On recording a new Mozart recital disc, any modern tenor, no matter how gifted, carries the burden of being compared against several generations of stellar predecessors on record. It is one thing to perform live and satisfy an audience and another to enter a field dominated by names such as Wunderlich, Simoneau, Dermota, Burrows and back to seminal recordings by such as John McCormack or Tauber. Thus it is probably true that every aria in this collection is surpassed by a previous recording: Pavarotti or Rolfe Johnson in their prime were more thrilling as Idomeneo, Wunderlich more meltingly affecting as Tamino, Simoneau more suave and honeyed of tone in “Un aura amorosa”. Nonetheless, providing just under an hour’s worth of music, this new disc represents a satisfying survey of the best and most challenging of Mozart’s arias for tenor sung by probably the best Mozart tenor active today.
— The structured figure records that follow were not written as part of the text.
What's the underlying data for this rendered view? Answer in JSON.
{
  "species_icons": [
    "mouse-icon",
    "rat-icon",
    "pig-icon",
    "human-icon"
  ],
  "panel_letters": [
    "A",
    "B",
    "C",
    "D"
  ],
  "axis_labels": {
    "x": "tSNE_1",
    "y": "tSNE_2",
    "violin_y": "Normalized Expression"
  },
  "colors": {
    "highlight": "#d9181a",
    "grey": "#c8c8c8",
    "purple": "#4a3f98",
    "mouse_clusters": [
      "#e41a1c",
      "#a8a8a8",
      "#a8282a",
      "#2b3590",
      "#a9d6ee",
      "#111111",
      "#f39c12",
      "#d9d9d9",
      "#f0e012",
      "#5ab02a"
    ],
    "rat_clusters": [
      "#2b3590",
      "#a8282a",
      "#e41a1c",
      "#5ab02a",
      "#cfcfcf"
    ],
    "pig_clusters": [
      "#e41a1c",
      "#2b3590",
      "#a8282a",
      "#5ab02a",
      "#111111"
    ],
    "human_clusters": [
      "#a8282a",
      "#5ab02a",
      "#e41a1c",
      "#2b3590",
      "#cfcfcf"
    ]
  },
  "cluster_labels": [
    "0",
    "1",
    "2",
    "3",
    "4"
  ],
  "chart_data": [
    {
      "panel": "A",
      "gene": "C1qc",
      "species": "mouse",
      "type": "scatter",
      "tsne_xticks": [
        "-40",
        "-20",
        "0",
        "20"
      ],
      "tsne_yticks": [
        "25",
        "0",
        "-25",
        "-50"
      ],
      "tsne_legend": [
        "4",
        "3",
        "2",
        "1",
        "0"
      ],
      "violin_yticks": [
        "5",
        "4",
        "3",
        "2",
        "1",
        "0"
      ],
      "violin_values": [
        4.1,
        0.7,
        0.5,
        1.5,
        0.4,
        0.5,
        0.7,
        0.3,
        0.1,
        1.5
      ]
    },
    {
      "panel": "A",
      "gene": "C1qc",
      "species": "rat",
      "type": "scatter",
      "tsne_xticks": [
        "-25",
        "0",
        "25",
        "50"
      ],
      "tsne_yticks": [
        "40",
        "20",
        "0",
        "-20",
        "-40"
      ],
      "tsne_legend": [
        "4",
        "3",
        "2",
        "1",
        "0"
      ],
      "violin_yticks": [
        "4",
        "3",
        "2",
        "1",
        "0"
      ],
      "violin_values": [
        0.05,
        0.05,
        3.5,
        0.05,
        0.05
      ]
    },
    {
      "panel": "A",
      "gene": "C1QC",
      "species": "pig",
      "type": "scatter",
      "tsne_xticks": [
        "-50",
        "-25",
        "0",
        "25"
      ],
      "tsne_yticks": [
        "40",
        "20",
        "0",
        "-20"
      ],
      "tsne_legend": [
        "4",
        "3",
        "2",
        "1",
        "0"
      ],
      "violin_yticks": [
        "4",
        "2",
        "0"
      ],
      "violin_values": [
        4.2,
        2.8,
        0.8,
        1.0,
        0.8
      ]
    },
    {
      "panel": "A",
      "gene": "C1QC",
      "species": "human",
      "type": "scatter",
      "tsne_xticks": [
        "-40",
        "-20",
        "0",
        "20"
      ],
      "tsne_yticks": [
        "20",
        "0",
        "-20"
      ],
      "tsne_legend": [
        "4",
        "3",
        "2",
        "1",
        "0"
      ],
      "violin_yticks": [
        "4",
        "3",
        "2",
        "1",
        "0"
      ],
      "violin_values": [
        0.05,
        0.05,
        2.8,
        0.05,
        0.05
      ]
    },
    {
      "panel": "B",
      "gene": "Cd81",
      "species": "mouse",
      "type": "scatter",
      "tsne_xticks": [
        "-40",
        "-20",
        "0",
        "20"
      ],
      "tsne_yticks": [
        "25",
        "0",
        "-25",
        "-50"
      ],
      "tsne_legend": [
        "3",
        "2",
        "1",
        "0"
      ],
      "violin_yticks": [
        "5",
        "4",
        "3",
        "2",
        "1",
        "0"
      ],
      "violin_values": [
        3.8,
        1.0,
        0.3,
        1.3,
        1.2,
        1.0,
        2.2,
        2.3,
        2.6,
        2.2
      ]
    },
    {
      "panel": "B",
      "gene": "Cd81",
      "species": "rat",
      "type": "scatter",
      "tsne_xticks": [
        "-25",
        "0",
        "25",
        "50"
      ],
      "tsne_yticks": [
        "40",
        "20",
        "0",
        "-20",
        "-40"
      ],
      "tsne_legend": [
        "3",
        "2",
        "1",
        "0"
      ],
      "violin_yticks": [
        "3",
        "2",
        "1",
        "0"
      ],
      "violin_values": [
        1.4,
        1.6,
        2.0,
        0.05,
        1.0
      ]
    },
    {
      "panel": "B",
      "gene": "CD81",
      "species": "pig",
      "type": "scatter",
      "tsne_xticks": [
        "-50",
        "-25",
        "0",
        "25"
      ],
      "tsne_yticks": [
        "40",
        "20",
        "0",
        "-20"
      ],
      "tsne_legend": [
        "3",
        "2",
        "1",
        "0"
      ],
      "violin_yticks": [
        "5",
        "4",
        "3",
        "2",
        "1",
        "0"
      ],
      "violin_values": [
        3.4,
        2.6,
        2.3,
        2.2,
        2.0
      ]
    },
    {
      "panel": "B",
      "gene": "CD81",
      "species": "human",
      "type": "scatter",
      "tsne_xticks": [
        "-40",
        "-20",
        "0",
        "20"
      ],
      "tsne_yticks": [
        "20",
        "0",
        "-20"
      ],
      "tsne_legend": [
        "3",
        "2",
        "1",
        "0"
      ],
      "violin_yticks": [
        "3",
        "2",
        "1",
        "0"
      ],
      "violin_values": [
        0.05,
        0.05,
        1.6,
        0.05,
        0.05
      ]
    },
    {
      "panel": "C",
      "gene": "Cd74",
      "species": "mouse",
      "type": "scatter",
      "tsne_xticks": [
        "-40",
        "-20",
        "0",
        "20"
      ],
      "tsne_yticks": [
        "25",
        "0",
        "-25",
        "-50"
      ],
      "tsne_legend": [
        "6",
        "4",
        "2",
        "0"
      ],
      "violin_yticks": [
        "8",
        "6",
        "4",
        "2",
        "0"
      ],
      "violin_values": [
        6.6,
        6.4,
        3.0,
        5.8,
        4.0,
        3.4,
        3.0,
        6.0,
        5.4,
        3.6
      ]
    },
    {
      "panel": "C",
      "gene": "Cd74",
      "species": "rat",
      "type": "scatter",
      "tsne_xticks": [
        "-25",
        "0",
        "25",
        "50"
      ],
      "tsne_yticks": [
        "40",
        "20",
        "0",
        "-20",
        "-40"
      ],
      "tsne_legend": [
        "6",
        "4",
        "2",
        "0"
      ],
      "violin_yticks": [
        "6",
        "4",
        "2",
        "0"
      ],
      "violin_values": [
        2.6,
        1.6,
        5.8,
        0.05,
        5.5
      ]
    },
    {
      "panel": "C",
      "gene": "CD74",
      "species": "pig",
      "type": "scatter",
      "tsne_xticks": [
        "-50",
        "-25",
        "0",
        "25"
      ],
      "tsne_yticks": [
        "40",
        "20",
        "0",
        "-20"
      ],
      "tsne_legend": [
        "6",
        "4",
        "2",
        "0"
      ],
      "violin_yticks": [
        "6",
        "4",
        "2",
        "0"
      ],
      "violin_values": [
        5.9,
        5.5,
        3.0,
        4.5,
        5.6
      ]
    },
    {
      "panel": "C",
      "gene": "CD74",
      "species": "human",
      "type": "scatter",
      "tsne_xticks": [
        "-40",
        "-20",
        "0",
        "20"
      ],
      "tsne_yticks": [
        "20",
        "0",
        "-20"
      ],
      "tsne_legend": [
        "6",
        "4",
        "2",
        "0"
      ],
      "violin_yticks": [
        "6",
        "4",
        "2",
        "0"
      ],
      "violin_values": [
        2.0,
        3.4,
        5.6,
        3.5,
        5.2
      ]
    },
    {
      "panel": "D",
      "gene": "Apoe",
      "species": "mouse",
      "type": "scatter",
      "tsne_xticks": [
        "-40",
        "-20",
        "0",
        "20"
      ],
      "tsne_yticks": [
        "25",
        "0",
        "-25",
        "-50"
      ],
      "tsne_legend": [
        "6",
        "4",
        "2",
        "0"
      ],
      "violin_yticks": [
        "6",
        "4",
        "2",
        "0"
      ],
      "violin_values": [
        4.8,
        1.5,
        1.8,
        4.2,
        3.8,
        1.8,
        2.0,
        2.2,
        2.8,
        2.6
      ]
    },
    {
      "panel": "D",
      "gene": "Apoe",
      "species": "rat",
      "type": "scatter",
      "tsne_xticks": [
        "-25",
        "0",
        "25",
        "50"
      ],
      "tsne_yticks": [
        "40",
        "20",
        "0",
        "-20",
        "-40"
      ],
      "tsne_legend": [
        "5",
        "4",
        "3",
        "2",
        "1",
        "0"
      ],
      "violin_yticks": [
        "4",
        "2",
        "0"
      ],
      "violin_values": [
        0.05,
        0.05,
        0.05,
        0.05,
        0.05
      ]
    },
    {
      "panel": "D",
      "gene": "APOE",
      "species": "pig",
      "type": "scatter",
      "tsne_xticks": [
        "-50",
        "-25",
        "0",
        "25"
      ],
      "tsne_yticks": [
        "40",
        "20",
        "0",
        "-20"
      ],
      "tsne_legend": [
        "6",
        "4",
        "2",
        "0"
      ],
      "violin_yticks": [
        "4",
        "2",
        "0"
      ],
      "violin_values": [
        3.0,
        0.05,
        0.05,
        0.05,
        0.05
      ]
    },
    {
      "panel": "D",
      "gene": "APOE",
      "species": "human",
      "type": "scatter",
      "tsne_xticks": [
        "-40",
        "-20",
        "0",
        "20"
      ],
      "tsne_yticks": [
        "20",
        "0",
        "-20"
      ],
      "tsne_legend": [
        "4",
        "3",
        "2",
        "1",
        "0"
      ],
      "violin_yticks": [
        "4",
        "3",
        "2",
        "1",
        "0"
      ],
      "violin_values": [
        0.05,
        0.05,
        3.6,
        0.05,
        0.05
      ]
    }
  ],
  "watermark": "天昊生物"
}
Pavol Breslik is still in his mid-thirties yet has already been singing in Mozart operas since he made his professional debut as Don Ottavio in Prague aged twenty-one. He is clearly comfortable with the demands of Mozart’s music; he has a very sound technique, considerable agility, evenness of tone throughout his range, excellent breath control and a clear command of Italian and German enunciation. Although there is a fair ring to the voice, where it perhaps disappoints is that the very consistency of his slightly white sound militates against much variety of characterisation or that individuality of utterance which brings instant recognition; his personalities all sound much the same. He is given alert, well-sprung accompaniment by the Munich Radio Symphony Orchestra sensitively directed by Patrick Lange and shows himself to be undaunted by arias such as “Ich baue ganz” which has often either been cut in live performance or avoided altogether by lesser tenors. Sometimes the sheer vibrancy of his vocal production works against the ease and elegance that an aria such as “Dalla sua pace” demands; the vibrations get in the way of smoothness required by the legato line, but in general this is most accomplished, if hardly memorable singing.

He is supported in the extended extract from “Die Zauberflöte” by veteran José van Dam as the Speaker, already in his mid-seventies and hardly surprisingly sounding rather grey and worn with a much more pronounced beat than was apparent in his beautiful voice during his long prime. The inclusion of the more rarely performed and recorded concert aria is a bonus. Another extra is the provision in the booklet of full texts and translations into English – unusual these days.

I would like to have been more excited by this recital, as it is so expertly and vibrantly sung; however, anyone seeking a fine representation of this gifted modern singer is unlikely to be disappointed.